L'Encyclopedia of Genocide and Crimes against Humanity, publiée par
l'éditeur américain Thomson Gale, ramasse en trois volumes et 300
articles étalés sur 1500 pages la mémoire de ces innommables
dérapages, que la conscience humaine s'emploie aujourd'hui encore à
nier. L'encyclopédie, publiée uniquement en anglais, est
présentée comme le premier ouvrage de référence exhaustif,
après l'Encyclopedia of Genocide parue en 1999, couvrant l'histoire
internationale des crimes contre l'humanité -- pas seulement les
génocides et l'holocauste -- et met à contribution des experts en
histoire, en droit international, en littérature, en psychologie...
Des Indiens Pequots exterminés au Connecticut par les Puritains aux
Hereros massacrés par les Allemands en Afrique de l'Ouest, «le
génocide n'est pas qu'un produit de la modernité, du capitalisme, de
l'industrialisation», affirme M. Chalk, un exemplaire de
l'encyclopédie fraîchement sorti des presses trônant sur son
bureau. Pas fché, ce M. Chalk, d'autant que l'exemplaire que lui
avait envoyé l'éditeur s'était égaré dans les dédales de la
firme de messagerie UPS.
Réflexe négationniste
L'ouvrage explore notamment le réflexe négationniste lié au
caractère inconcevable et extrême du crime. Ce négationnisme est
celui des coupables, comme on le constate depuis des années devant le
Tribunal pénal international pour le Rwanda (TPIR). «Le déni des
auteurs, affirme-t-il, constitue le stade final d'un génocide.» Mais
il est aussi celui de beaucoup de spécialistes, dit M. Chalk,
offusqués à l'idée d'étudier dans une perspective génocidaire
certains grands événements de l'histoire -- les Croisades, par
exemple.
Il n'y a pourtant pas d'autres façons, dit-il, de qualifier les
exactions commises par les Assyriens, considérés comme les premiers
génocidaires dans l'histoire de l'humanité, quelque 700 ans avant
J-C. Ni de décrire celles de Gengis Khan et des Mongols, au XIIIe
siècle. Conduits par le «mépris du sédentaire» à l'époque
de la révolution agricole et de l'apparition des villes, les
Assyriens, «qui se sont vantés plusieurs fois d'avoir commis des
génocides», volaient les récoltes et exterminaient les
communautés qui leur résistaient.
Deux mille ans plus tard, Gengis Khan serait «un génie à ce jeu»

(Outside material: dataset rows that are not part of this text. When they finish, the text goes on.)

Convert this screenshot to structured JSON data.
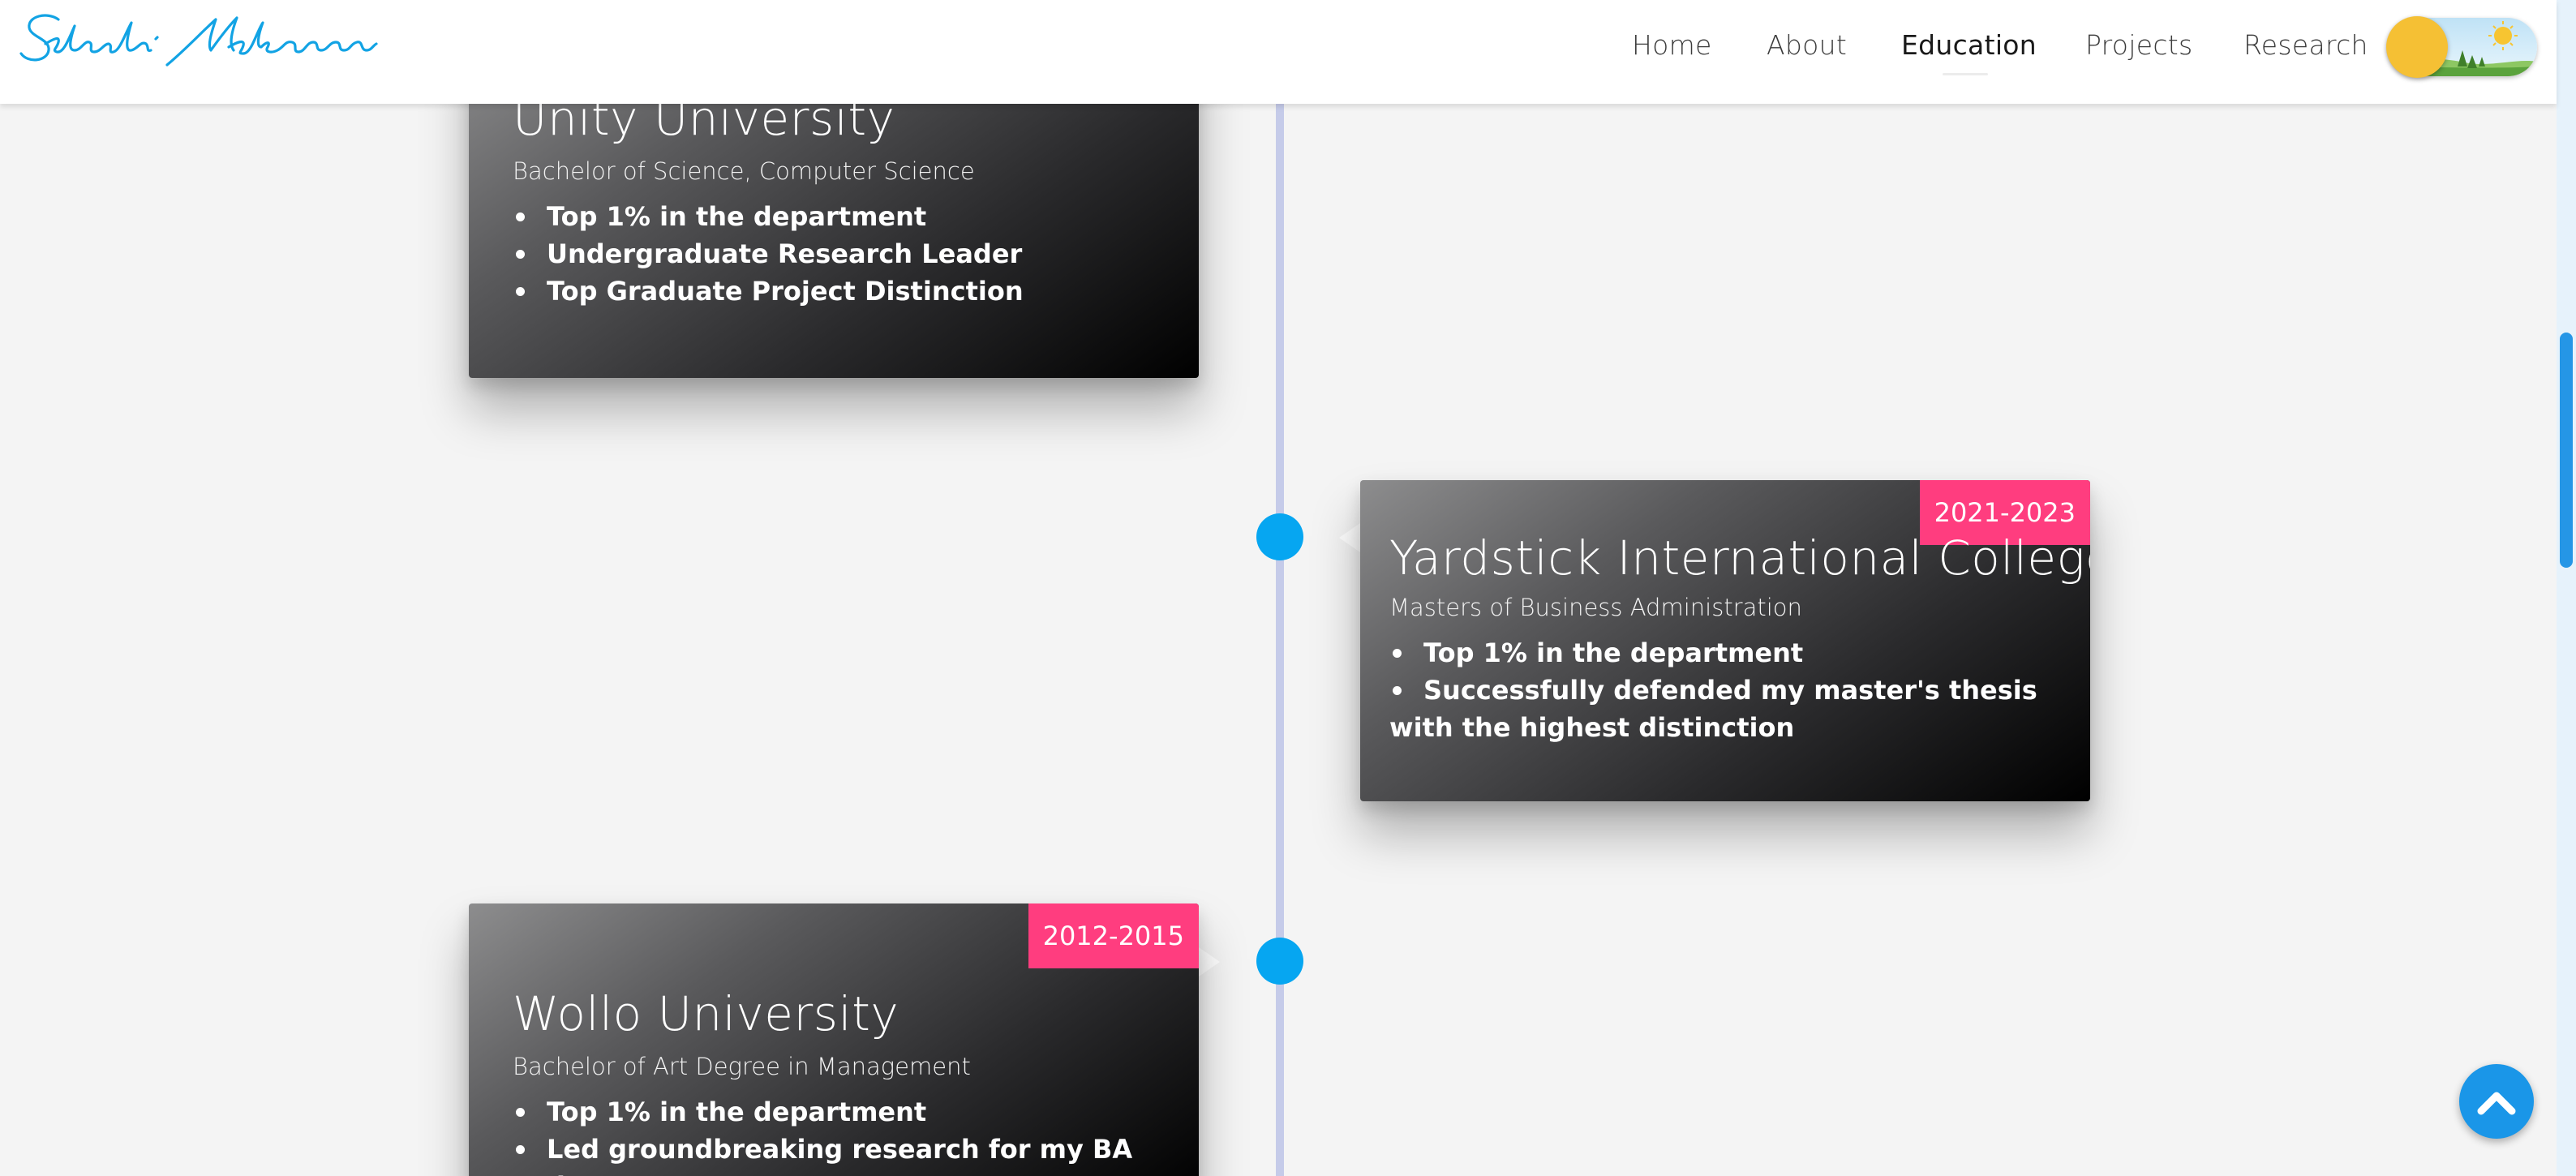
{
  "header": {
    "logo_alt": "Seleshi Mekonnen",
    "nav": [
      {
        "label": "Home"
      },
      {
        "label": "About"
      },
      {
        "label": "Education"
      },
      {
        "label": "Projects"
      },
      {
        "label": "Research"
      }
    ],
    "active_nav": "Education",
    "theme_toggle_state": "light"
  },
  "education": [
    {
      "school": "Unity University",
      "degree": "Bachelor of Science, Computer Science",
      "period": "",
      "highlights": [
        "Top 1% in the department",
        "Undergraduate Research Leader",
        "Top Graduate Project Distinction"
      ]
    },
    {
      "school": "Yardstick International College",
      "degree": "Masters of Business Administration",
      "period": "2021-2023",
      "highlights": [
        "Top 1% in the department",
        "Successfully defended my master's thesis with the highest distinction"
      ]
    },
    {
      "school": "Wollo University",
      "degree": "Bachelor of Art Degree in Management",
      "period": "2012-2015",
      "highlights": [
        "Top 1% in the department",
        "Led groundbreaking research for my BA degreer"
      ]
    }
  ],
  "colors": {
    "accent": "#06a6f1",
    "badge": "#ff3d7f",
    "timeline": "#c5cbe9",
    "logo": "#12a3e4"
  },
  "icons": {
    "scroll_top": "chevron-up-icon",
    "toggle_sun": "sun-icon"
  }
}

qui consiste à semer la terreur en massacrant les hommes des villages
qu'il prenait et en tuant ou asservissant les femmes et les enfants.
«Avant les mitraillettes et les ordinateurs, Gengis Khan maîtrisait
tout à fait l'art du génocide.»
Autre cas : le Tibet. Si les soldats chinois y sont allés, explique
M. Chalk, ce fut au début du XVIIIe siècle parce que le dalaï-lama
de l'époque les avait invités à y venir pour le débarrasser d'un
envahisseur mongol, la tribu des Zunghars. Ces derniers furent
déportés par les Chinois au nord du Tibet et massacrés après
avoir tenté de se rebeller.
Formes de déviance
États-Unien d'origine, installé au Canada depuis le milieu des
années 1960, M. Chalk est une sommité internationale en la
matière. Le groupe des cinq responsables de publication dont il
faisait partie -- et dont était également membre un ancien
professeur de l'UQAM, William Schabas, aujourd'hui du Centre des droits
humains de l'Université nationale d'Irlande -- planchait sur le projet
d'encyclopédie depuis deux ans et demi.
Mais M. Chalk s'intéresse en fait à la question depuis la fin des
années 1970 alors que, prenant un café avec un collègue sociologue
de Concordia, Kurt Jonassohn, les deux hommes s'avisent qu'ils
«donnent un cours sur toutes les formes de déviance qui existent
sous le soleil, excepté la plus létale». Le premier cours est
donné en 1980 et fait toujours, 25 ans plus tard, partie du cursus :
«Le premier jour, je préviens mes étudiants de la difficulté du
cours et de la gravité déprimante du sujet», dit-il.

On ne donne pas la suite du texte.